Looncall
Well-Known Member
This is getting ridiculous. First, some historical background:
Kragh, H. (2013). Superheavy elements and the upper limit of the periodic table: early speculations. The European Physical Journal H, 38(3), 411-431.
From the abstract:
"Artificially produced chemical elements heavier than uranium have been known for more than seventy years and the number of superheavy elements continues to grow. Presently 26 transuranic elements are known. This paper examines the earliest scientific interest in the very heavy elements and the related question of an upper limit of the periodic system. In the period from the 1880s to the early 1930s, three kinds of questions appealed to a minority of physicists, chemists and astronomers: (1) Why is uranium the heaviest known element? (2) Do there exist transuranic or super-heavy elements elsewhere in the universe, such as in stellar interiors? (3) Is there a maximum number of elements, corresponding to a theoretical limit for the periodic system?The early attempts to answer or clarify these questions lacked a foundation in nuclear physics, not to mention the total lack of experimental evidence, which explains why most of them were of a speculative nature. Although the speculations led no nothing, they are interesting in their own right and deserve a place in the history of the physical sciences." (emphases added; I've attached/uploaded the paper)
Second, the periodic table and indeed the entirety of classifications of chemical elements in a world concerned with beta-decays, muans, gluans, cosmic strings, etc., and an enormous number of isotropes is useful but also a historical byproduct (see attached/uploaded "Are the elements really elementary?")
Third, for less boring albeit less technical (and not historical) papers for those interested in the mysteries of the cosmos, I've tried to find some decent journals that aren't too technical, out-dated, or boring. Mostly that meant Nature. The one possible exception is the the UMIST database report from 2012 I had on hand, but I didn't check for updates nor is it the only astrochemical database. I also threw in a paper from the 2014 special issue of Physics of the Dark Universe on steller nuclear reactions in relation to the chemical elements.
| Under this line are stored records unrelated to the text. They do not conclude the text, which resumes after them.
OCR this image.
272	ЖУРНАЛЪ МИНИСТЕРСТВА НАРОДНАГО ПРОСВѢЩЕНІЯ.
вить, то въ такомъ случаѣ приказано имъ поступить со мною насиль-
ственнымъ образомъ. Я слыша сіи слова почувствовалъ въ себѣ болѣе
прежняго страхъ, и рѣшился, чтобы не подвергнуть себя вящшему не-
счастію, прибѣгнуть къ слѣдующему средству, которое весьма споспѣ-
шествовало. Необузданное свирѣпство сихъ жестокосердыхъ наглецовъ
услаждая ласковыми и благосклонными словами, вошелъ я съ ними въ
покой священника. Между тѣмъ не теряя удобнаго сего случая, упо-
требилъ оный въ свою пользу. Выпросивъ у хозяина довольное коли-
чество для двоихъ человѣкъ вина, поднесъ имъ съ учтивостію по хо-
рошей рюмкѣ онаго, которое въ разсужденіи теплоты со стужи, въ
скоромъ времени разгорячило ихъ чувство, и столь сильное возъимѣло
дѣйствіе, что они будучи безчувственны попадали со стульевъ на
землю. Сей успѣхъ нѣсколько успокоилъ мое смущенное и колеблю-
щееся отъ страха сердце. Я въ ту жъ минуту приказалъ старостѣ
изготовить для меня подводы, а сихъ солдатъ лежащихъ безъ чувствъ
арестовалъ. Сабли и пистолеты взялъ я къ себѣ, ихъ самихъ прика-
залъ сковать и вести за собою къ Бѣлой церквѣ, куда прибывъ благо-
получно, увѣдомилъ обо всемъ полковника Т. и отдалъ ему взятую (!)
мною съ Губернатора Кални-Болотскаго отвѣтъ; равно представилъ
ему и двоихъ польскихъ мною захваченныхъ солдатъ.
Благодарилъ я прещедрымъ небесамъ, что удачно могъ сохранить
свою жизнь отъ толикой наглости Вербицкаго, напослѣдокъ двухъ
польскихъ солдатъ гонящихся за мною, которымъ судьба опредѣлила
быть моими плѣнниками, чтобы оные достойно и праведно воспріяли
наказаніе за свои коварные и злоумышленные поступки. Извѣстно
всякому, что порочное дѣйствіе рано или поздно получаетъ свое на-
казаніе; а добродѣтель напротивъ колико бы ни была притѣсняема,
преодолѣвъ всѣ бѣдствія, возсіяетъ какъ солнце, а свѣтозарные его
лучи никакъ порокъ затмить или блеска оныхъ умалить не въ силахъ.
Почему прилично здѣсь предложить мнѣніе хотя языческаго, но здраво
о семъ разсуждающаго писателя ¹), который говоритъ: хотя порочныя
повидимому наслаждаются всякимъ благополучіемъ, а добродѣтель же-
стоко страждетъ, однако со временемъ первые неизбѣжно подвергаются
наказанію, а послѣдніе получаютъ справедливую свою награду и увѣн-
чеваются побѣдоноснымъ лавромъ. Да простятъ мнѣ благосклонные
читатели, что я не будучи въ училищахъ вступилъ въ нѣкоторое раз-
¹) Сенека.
Fourth, I scanned the appendix from Kutner, M. L. (2003). Astronomy: A physical perspective (2nd Ed.). Cambridge University Press. "Appendix G: Abundances of the Elements"
Thanks for these. I shall enjoy looking through them. I don't suppose that the stabilities of heavy elements is likely to vary with location in the universe, though.
What I was exercised about was the notion that elements can have varying numbers of protons in their nuclei.